Placar confirma ordem de Alexandre de Moraes para Polícias desbloquearem 'imediatamente' vias públicas ocupadas por manifestantes inconformados com a derrota do presidente Jair Bolsonaro
Rayssa Motta
Estadão
Caminhoneiros que apoiam Bolsonaro interditaram rodovias após resultado do segundo turno.
Foto: Ueslei Marcelino/Reuters
O
Supremo Tribunal Federal (STF) já tem maioria para confirmar a decisão do ministro
Alexandre de Moraes que mandou desbloquear as rodovias ocupadas por apoiadores do presidente
Jair Bolsonaro (PL) inconformados com o resultado das eleições e ameaçou prender diretor-geral da Polícia Rodoviária Federal (
PRF), Silvinei Vasques, em caso de descumprimento.
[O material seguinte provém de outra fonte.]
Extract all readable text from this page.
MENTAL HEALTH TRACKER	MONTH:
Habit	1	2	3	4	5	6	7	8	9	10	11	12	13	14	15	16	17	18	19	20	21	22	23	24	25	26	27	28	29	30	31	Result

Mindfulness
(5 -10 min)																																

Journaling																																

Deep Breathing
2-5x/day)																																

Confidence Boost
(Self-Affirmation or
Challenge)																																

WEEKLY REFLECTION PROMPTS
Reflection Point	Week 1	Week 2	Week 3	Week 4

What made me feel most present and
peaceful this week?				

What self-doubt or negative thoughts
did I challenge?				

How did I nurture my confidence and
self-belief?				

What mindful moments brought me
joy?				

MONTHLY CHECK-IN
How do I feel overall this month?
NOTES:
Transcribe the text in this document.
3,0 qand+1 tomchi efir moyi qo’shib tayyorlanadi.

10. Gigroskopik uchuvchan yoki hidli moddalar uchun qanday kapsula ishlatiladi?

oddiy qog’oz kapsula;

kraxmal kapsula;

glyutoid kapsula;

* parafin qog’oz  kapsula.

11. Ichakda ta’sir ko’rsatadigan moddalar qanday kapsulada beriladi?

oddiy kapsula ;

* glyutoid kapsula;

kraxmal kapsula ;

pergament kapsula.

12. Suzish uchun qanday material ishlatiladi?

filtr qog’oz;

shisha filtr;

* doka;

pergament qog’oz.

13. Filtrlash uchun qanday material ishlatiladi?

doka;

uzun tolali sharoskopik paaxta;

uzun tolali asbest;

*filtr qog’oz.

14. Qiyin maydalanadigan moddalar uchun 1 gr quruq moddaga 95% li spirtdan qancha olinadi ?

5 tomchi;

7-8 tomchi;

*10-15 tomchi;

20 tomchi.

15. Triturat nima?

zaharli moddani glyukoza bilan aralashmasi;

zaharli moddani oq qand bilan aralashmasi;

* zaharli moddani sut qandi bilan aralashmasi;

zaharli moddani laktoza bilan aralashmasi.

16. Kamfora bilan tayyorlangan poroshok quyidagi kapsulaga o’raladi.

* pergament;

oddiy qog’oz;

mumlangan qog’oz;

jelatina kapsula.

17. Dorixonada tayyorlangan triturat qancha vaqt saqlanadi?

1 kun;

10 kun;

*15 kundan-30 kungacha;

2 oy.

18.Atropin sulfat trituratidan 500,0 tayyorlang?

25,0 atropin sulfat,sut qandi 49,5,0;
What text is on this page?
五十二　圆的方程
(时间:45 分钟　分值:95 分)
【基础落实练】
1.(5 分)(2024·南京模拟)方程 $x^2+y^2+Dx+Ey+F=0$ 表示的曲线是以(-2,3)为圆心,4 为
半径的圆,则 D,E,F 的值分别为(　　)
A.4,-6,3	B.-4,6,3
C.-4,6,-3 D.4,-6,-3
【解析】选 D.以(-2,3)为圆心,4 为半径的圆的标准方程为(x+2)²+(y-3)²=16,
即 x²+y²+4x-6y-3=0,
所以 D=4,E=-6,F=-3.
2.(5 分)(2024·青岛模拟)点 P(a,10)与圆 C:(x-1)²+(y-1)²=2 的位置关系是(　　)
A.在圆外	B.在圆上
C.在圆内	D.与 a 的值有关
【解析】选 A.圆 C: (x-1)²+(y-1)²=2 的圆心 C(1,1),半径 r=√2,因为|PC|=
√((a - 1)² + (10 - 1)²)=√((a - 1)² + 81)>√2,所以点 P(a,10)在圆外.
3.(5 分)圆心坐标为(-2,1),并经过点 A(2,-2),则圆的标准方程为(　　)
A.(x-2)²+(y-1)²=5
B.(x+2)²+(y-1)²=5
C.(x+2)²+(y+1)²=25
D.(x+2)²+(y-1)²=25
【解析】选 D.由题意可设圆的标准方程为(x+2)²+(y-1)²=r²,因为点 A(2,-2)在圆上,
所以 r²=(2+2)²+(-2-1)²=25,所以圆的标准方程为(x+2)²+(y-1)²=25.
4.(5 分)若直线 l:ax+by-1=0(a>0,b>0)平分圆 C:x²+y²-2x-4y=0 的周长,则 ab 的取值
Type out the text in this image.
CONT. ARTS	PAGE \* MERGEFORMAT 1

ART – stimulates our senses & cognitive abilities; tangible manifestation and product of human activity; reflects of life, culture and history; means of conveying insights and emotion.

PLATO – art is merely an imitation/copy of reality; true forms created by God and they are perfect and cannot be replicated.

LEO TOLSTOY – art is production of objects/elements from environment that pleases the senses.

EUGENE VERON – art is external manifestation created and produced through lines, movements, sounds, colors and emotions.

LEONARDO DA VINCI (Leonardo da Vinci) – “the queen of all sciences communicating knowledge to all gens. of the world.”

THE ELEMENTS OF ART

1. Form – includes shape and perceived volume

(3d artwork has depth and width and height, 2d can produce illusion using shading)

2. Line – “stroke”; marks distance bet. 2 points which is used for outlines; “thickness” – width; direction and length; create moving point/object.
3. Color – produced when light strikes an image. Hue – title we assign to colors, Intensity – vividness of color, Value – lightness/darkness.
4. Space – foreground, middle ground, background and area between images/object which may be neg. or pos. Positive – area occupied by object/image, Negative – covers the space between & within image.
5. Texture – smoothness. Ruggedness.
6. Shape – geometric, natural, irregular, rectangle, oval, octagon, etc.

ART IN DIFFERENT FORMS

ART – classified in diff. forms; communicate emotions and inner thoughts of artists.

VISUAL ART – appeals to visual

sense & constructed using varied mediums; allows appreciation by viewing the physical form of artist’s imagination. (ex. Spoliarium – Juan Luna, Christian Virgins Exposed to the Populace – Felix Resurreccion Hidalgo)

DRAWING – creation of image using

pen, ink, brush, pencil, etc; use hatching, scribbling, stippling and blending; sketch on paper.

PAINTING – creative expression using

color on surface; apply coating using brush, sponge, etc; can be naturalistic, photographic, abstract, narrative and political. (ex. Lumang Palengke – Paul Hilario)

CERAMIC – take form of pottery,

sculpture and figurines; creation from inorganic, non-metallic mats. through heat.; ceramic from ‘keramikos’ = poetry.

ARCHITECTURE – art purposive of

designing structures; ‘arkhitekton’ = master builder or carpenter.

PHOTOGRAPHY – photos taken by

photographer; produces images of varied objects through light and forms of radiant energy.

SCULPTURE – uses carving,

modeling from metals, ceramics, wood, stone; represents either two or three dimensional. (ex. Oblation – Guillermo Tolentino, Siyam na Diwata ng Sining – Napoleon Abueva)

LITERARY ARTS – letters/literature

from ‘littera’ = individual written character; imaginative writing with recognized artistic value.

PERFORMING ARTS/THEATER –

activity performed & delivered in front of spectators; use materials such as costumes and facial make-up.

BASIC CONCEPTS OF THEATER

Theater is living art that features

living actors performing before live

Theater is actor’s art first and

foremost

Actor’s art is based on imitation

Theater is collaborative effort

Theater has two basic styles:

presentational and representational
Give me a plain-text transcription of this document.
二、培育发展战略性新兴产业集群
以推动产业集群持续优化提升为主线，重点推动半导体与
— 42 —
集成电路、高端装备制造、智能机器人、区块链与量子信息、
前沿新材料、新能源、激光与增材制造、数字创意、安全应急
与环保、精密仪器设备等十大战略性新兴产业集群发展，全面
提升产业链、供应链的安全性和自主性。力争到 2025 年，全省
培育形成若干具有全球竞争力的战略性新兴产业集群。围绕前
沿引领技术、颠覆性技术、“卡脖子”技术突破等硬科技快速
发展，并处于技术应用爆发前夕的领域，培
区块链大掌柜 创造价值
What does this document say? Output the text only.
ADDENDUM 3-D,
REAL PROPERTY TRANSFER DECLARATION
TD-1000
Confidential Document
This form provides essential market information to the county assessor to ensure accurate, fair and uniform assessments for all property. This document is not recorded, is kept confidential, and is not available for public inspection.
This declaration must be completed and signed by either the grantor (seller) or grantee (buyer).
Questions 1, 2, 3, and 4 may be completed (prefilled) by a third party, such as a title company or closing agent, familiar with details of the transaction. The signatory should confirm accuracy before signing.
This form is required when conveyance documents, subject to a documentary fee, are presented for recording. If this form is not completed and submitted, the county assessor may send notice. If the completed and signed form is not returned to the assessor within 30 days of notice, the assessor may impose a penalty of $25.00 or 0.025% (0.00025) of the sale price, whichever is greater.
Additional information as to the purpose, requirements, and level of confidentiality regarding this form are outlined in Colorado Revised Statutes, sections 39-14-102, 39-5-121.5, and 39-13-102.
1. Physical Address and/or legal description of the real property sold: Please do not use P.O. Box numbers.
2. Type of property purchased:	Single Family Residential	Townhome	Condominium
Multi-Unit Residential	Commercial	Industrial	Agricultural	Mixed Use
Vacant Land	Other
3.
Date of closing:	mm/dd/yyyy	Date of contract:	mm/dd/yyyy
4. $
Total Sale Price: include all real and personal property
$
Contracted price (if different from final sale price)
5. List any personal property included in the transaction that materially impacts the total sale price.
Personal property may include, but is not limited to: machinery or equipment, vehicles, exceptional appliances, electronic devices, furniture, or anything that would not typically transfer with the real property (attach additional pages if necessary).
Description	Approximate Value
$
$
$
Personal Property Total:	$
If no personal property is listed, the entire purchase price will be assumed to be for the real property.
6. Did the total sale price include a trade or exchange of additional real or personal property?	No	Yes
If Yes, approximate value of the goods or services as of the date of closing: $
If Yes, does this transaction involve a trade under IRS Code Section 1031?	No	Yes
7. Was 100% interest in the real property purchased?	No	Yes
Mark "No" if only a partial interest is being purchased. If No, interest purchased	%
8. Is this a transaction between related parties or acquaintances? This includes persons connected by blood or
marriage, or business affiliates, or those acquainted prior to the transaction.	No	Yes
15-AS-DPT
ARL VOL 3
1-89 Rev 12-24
A sessão extraordinária foi aberta meia-noite desta terça-feira, 1º, no plenário virtual. Em menos de vinte minutos, seis minutos já haviam votado para referendar a liminar de Moraes. São eles: Luís Roberto Barroso, Edson Fachin, Gilmar Mendes, Cármen Lúcia e Rosa Weber. O julgamento segue até 23h59. Na modalidade virtual, os ministros registram os votos sem necessidade de debate ou reunião do colegiado.
Moraes ordenou que a PRF e as Polícias Militares tomem “todas as medidas necessárias e suficientes” para desmobilizar os manifestantes, inclusive nos acostamentos. Ele também determina a identificação dos caminhões envolvidos nos bloqueios, para aplicação de multa horária de R$ 100 mil.
Omissão
Em sua decisão, Moraes também notificou o procurador-geral da República Augusto Aras e os chefes dos Ministérios Públicos dos Estados para que “tomem providências” sobre os protestos, inclusive a responsabilização de “autoridades omissas”.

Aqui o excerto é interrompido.